Architectural Observability Collapse in Transformers

arXiv:2604.24801v2 Announce Type: replace Abstract: Activation monitoring can catch confident errors in autoregressive transformers only if training preserved an internal decision-quality signal that output confidence does not expose. Monitorability is an architectural property before it is a monitor-design problem. We define observability: the linear readability of per-token decision quality from frozen mid-layer activations after controlling for max-softmax confidence and activation norm. Confidence controls absorb on average 60.3% of raw probe signal across 14 models in 6 families. Observability is not a generic property of transformers. In Pythia's controlled suite, all three tested runs at the 24-layer, 16-head configuration collapse to rho_partial ~0.10 across a 3.5x parameter gap and two Pile variants, while six other configurations occupy a separated healthy band from 0.21 to 0.38. The output-controlled residual r_OC collapses at the same points; neither nonlinear probes nor layer sweeps recover healthy-range signal. Checkpoint dynamics localize the cause: both matched-width configurations form the signal at the earliest measured checkpoint, and training erases it in the 1.4B even as it reaches lower final loss than the 1B. Across independent recipes the collapse map changes but the phenomenon persists.
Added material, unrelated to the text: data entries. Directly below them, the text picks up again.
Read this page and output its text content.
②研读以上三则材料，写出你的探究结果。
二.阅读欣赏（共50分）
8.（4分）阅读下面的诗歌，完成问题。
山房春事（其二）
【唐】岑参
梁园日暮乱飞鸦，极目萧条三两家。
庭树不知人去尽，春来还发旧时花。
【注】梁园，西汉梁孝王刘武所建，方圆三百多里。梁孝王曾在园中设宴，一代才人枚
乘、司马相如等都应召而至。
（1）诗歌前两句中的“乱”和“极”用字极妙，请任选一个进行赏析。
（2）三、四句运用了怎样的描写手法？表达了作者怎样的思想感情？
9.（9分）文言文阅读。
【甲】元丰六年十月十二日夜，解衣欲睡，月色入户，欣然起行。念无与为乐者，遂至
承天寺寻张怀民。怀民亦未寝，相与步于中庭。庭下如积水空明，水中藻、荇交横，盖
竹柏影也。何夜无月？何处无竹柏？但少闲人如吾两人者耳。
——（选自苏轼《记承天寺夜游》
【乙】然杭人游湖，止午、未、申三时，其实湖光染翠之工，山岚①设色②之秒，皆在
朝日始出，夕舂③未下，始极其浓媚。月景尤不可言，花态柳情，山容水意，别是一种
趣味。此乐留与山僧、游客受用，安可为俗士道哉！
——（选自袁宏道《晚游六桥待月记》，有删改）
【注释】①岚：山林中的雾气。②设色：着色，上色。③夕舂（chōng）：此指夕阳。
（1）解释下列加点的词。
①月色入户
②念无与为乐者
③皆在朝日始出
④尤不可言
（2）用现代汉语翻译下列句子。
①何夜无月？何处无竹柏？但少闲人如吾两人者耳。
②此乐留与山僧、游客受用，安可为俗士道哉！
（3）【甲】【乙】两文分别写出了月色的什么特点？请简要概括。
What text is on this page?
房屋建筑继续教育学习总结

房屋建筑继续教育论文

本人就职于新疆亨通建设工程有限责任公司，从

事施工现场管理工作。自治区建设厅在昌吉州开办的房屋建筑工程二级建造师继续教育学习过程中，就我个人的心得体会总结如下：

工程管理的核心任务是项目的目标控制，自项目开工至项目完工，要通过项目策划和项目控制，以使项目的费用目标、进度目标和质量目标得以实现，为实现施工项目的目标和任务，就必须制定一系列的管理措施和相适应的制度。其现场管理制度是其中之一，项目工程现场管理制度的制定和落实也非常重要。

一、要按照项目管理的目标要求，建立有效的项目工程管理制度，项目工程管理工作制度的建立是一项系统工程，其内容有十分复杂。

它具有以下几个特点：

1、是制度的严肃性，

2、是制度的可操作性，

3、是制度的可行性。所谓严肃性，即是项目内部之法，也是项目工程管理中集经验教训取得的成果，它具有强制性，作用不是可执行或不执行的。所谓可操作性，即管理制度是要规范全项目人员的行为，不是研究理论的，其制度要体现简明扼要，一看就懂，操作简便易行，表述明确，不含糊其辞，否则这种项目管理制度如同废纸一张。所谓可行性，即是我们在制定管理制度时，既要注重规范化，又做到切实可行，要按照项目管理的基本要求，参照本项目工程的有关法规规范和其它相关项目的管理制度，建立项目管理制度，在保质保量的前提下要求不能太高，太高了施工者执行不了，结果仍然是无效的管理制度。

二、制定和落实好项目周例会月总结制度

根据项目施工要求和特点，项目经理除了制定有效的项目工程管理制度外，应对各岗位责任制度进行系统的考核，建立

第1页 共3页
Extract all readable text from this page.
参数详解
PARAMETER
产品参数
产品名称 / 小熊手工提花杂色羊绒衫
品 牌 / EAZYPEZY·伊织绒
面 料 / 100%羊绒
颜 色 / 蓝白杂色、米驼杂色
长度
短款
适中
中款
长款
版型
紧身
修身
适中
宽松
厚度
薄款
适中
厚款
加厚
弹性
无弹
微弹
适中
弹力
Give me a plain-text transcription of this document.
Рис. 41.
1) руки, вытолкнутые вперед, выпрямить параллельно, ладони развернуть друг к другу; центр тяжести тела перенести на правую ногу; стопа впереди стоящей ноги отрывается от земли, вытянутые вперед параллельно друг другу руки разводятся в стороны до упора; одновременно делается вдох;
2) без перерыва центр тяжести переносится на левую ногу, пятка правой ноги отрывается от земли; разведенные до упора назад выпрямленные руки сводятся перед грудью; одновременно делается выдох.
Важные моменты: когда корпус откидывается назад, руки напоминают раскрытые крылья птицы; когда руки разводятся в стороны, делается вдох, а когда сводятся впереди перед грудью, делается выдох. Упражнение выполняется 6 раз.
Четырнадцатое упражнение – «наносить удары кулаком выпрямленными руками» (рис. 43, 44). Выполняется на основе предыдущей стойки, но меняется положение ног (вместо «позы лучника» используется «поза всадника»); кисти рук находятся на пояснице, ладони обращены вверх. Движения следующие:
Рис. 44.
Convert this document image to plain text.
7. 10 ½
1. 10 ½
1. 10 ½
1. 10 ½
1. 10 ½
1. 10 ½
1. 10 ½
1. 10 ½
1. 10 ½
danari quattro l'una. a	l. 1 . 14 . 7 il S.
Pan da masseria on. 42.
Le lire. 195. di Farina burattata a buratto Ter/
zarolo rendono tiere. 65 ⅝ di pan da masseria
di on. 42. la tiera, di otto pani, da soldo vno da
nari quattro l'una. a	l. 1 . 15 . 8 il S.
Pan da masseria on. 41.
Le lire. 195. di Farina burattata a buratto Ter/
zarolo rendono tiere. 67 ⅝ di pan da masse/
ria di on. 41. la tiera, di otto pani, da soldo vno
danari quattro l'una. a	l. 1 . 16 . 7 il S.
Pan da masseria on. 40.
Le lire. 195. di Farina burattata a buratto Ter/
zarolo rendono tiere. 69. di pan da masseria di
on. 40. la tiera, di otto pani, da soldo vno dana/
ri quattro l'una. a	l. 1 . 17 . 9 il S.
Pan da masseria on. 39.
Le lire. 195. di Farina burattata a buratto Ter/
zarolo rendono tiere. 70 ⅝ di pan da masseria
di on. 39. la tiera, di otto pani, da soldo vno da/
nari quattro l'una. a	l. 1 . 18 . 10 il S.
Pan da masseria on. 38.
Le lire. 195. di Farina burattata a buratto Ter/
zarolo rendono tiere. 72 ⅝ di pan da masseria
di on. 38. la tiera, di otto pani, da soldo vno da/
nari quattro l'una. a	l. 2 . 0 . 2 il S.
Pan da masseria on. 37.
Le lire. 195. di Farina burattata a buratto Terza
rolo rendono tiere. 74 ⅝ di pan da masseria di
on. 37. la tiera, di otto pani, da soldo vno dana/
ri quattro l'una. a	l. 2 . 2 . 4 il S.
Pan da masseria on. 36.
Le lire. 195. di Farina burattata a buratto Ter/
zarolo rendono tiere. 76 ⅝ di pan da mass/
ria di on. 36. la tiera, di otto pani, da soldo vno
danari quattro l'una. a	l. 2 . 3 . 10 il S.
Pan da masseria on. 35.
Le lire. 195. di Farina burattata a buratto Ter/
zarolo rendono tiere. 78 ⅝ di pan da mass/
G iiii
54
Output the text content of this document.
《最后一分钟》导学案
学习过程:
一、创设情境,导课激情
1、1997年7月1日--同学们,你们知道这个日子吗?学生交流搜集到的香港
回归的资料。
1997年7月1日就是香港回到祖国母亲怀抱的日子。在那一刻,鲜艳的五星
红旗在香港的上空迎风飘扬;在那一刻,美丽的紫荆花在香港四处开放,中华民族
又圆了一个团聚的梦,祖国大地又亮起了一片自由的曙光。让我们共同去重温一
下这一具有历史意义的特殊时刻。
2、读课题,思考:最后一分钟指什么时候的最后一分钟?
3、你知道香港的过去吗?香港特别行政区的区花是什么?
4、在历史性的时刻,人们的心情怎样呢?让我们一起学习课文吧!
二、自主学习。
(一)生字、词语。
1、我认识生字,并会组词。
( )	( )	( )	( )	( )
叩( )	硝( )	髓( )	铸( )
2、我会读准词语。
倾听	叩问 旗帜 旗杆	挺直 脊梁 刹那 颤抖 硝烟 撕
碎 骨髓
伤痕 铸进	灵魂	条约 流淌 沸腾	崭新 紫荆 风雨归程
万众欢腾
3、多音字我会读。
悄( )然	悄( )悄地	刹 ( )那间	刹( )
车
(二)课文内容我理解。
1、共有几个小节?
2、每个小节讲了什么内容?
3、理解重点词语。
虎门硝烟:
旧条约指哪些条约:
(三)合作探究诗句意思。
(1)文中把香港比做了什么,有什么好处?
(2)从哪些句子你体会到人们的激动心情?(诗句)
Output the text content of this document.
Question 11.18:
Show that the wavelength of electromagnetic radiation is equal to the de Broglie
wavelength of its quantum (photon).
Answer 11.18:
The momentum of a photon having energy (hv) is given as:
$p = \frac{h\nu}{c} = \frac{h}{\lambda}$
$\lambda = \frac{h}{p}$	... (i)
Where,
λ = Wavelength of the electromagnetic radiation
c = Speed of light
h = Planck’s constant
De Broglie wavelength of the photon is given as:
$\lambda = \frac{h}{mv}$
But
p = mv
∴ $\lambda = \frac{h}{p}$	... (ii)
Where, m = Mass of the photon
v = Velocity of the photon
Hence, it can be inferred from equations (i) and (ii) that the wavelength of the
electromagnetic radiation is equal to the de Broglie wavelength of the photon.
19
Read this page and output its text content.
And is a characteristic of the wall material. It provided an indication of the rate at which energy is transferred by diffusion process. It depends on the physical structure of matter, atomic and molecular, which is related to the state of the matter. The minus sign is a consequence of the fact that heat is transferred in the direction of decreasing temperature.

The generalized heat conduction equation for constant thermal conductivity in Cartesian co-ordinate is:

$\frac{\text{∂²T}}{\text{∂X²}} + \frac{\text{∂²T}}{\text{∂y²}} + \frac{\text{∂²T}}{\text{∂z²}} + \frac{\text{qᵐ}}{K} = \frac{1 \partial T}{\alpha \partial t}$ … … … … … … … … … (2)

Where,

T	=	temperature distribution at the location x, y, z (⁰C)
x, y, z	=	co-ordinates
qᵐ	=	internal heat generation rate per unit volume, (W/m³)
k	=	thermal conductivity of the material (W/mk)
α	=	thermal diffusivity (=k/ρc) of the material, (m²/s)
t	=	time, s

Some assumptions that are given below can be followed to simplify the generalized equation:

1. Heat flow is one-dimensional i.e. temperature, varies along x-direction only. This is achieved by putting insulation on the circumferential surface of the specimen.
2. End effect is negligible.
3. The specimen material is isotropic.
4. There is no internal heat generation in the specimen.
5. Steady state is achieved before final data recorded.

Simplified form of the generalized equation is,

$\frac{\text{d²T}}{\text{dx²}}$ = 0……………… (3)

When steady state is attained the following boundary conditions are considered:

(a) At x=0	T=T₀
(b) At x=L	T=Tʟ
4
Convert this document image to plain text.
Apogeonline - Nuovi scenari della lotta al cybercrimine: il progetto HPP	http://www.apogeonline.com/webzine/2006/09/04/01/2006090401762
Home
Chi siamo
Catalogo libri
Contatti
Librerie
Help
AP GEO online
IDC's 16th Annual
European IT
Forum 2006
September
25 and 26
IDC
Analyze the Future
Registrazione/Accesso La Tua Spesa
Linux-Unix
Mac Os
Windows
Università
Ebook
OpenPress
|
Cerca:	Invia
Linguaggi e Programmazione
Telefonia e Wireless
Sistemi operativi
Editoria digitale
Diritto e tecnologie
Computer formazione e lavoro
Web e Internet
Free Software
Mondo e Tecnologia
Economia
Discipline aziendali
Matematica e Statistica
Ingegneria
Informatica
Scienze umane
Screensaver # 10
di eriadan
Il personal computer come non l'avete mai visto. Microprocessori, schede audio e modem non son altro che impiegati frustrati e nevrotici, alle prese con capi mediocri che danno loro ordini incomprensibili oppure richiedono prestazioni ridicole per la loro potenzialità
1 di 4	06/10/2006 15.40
Qwen 2.5 and Llama differ by 2.9x at matched 3B scale, with probe-seed distributions that do not overlap. Mistral 7B v0.3 preserves observability where Llama 3.1 8B collapses at identical 32-layer, 32-head, 4096-hidden shape. Within Qwen 2.5, observability persists from 0.5B through 32B. A WikiText-trained observer transfers to downstream QA without task-specific training: at 20% flag rate, exclusive catch reaches 10.9-13.4% in seven of nine model-task cells, near the 12-15% language-modeling ceiling. Architecture selection is a monitoring decision.